Petitionersa resort to certiorari before the CA is also proscribed because they lost their remedy of appeal due to their own negligence. Apropos is our ruling in Espinoza v. Provincial Adjudicator of the Provincial Agrarian Reform Adjudication Office of Pampanga:[26]
A special civil action of certiorari is an independent action, raising the question of jurisdiction where the tribunal, board or officer exercising judicial or quasi-judicial functions has acted without or in excess of jurisdiction, or with grave abuse of discretion amounting to lack or excess of jurisdiction. The ultimate purpose of such action is to keep an inferior tribunal within the bounds of its jurisdiction or relieve parties from arbitrary acts of courts.

A petition for certiorari was never meant as a mode of reviewing errors of judgment committed by an inferior tribunal. Thus, it has been settled that the remedy of certiorari is not a substitute for an appeal lost by the party entitled thereto especially if the right of appeal was lost through negligence. When the remedy of appeal is available but is lost due to petitioneras own negligence or error in the choice of remedies, resort to certiorari is precluded.[27] (Emphasis supplied)
Time and again, we held that rules of procedure exist for a noble purpose, and to disregard such rules, in the guise of liberal construction, would be to defeat such purpose. Procedural rules are not to be disdained as mere technicalities. They may not be ignored to suit the convenience of a party. Adjective law ensures the effective enforcement of substantive rights through the orderly and speedy administration of justice. Rules are not intended to hamper litigants or complicate litigation; they help provide a vital system of justice where suitors may be heard following judicial procedure and in the correct forum.
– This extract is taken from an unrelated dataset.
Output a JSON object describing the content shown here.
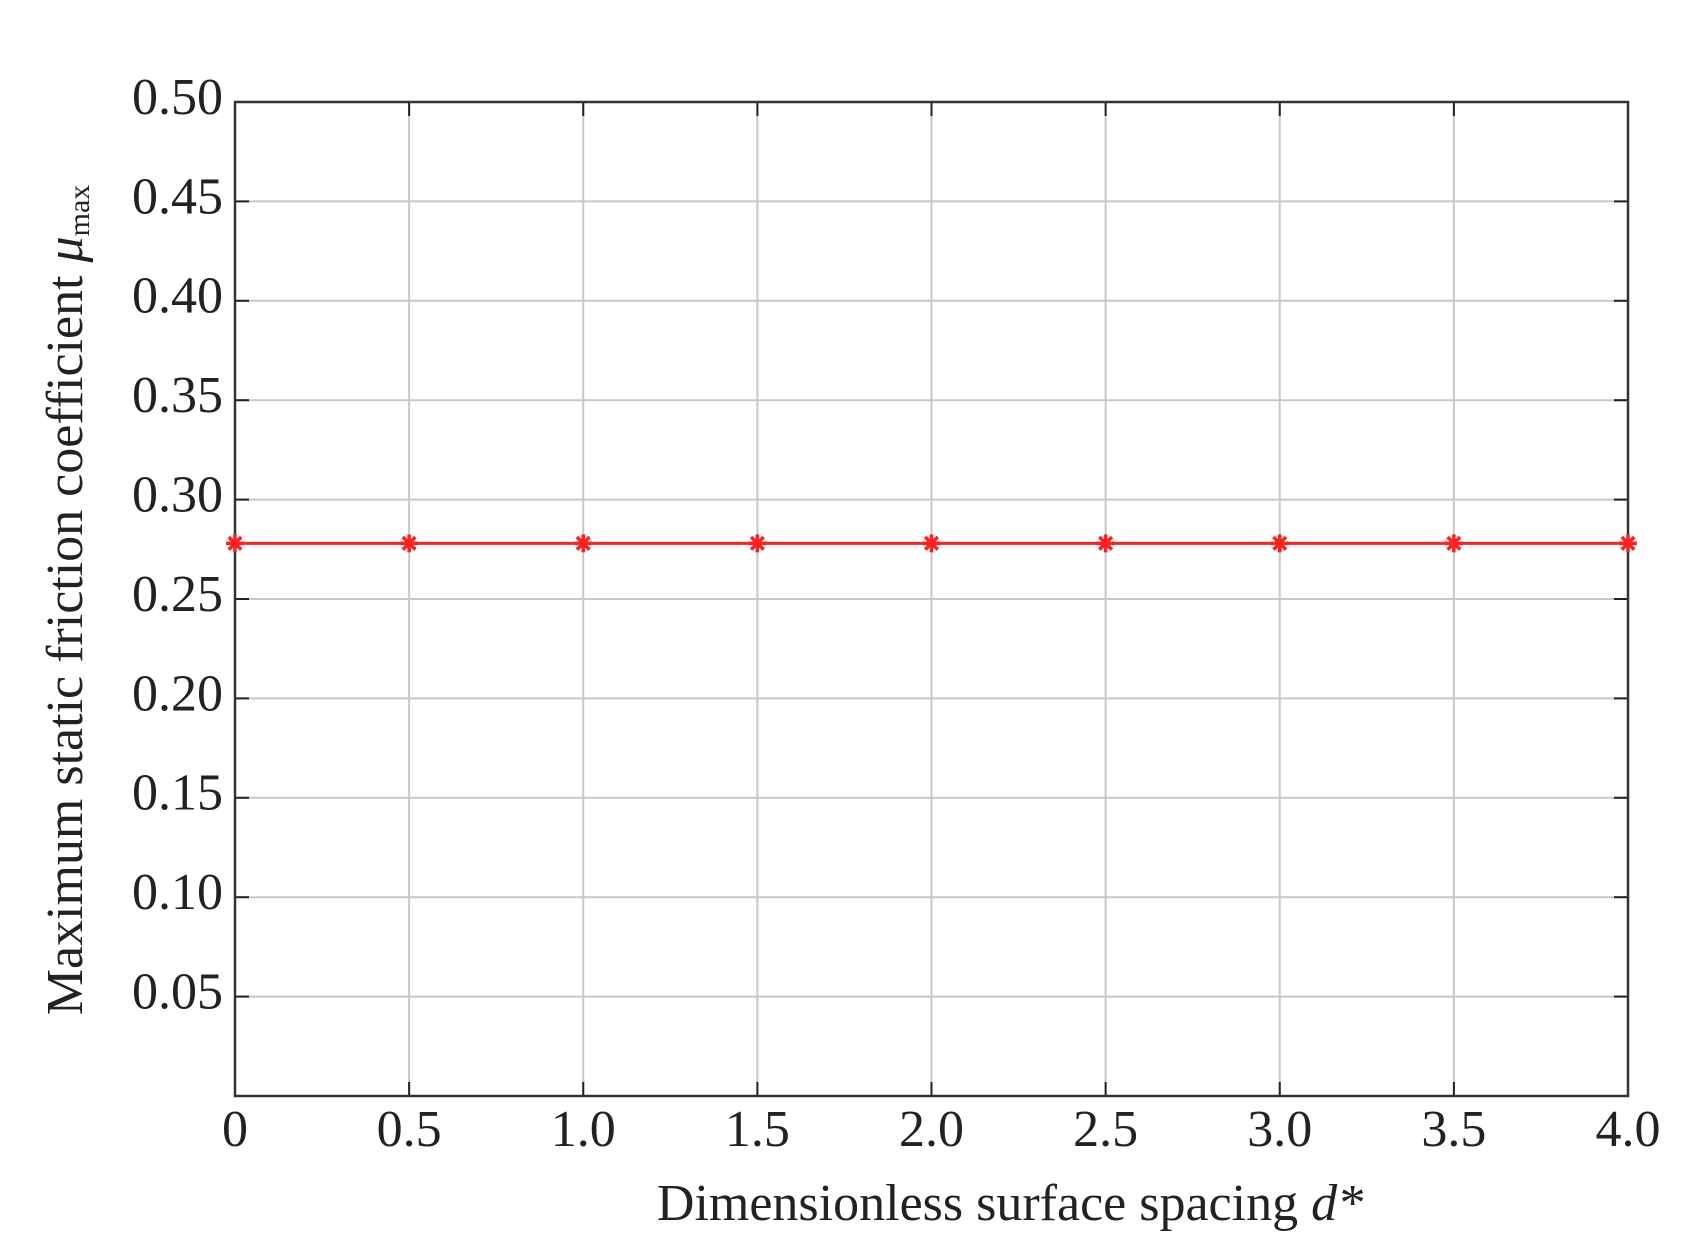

Public order and our system of justice are well served by a conscientious observance by the parties of the procedural rules.[28]

WHEREFORE, the present petition is DENIED. The assailed Resolutions dated November 20, 2009 and March 22, 2010 of the Court of Appeals in CA-G.R. SP No. 106882 are AFFIRMED.

No pronouncement as to costs.

SO ORDERED.

Velasco, Jr., (Chairperson), Peralta, Mendoza,* and Reyes, JJ., concur.


* Designated additional member per Special Order No. 1896 dated November 28, 2014.

[1] Rollo, pp. 9-18.

[2] CA rollo, pp. 92-95. Penned by Associate Justice Jane Aurora C. Lantion with Associate Justices Mario L. GuariAa III and Mariflor P. Punzalan Castillo concurring.

[3] Id. at 2-18.

[4] Id. at 108-109.

[5] Id. at 63-65.

[6] Id. at 66.

[7] Id. at 67-74.

[8] Id. at 27-31.

[9] Id. at 32-35.

[10] Id. at 36-37.

[11] Id. at 38-41.

[12] Id. at 42.

[13] Id. at 43-50.

[14] Id. at 19-22.

[15] Id. at 23-26.

[16] Id. at 52-53.

[17] Supra note 3.

[18] Supra note 2.

[19] Supra note 4.

[20] Supra note 1, at 11-12.

[21] Id. at 12-14.

[22] Id. at 127-130.

[23] See Plopenio v. Department of Agrarian Reform, G.R. Nos. 161090 & 161092, July 4, 2012, 675 SCRA 537, 544-545.

[24] Regional Agrarian Reform Adjudication Board v. Court of Appeals, G.R. No. 165155, April 13, 2010, 618 SCRA 181, 199, citing Oro v. Judge Diaz, 413 Phil. 416, 426 (2001).

[25] Accessories Specialist, Inc. v. Alabanza, 581 Phil. 517, 530 (2008).

[26] 545 Phil. 535 (2007).

[27] Id. at 540-541.

[28] Po v. Dampal, 623 Phil. 523, 529 (2009), citing Audi AG v. Judge Mejia, 555 Phil. 348, 354-355 (2007).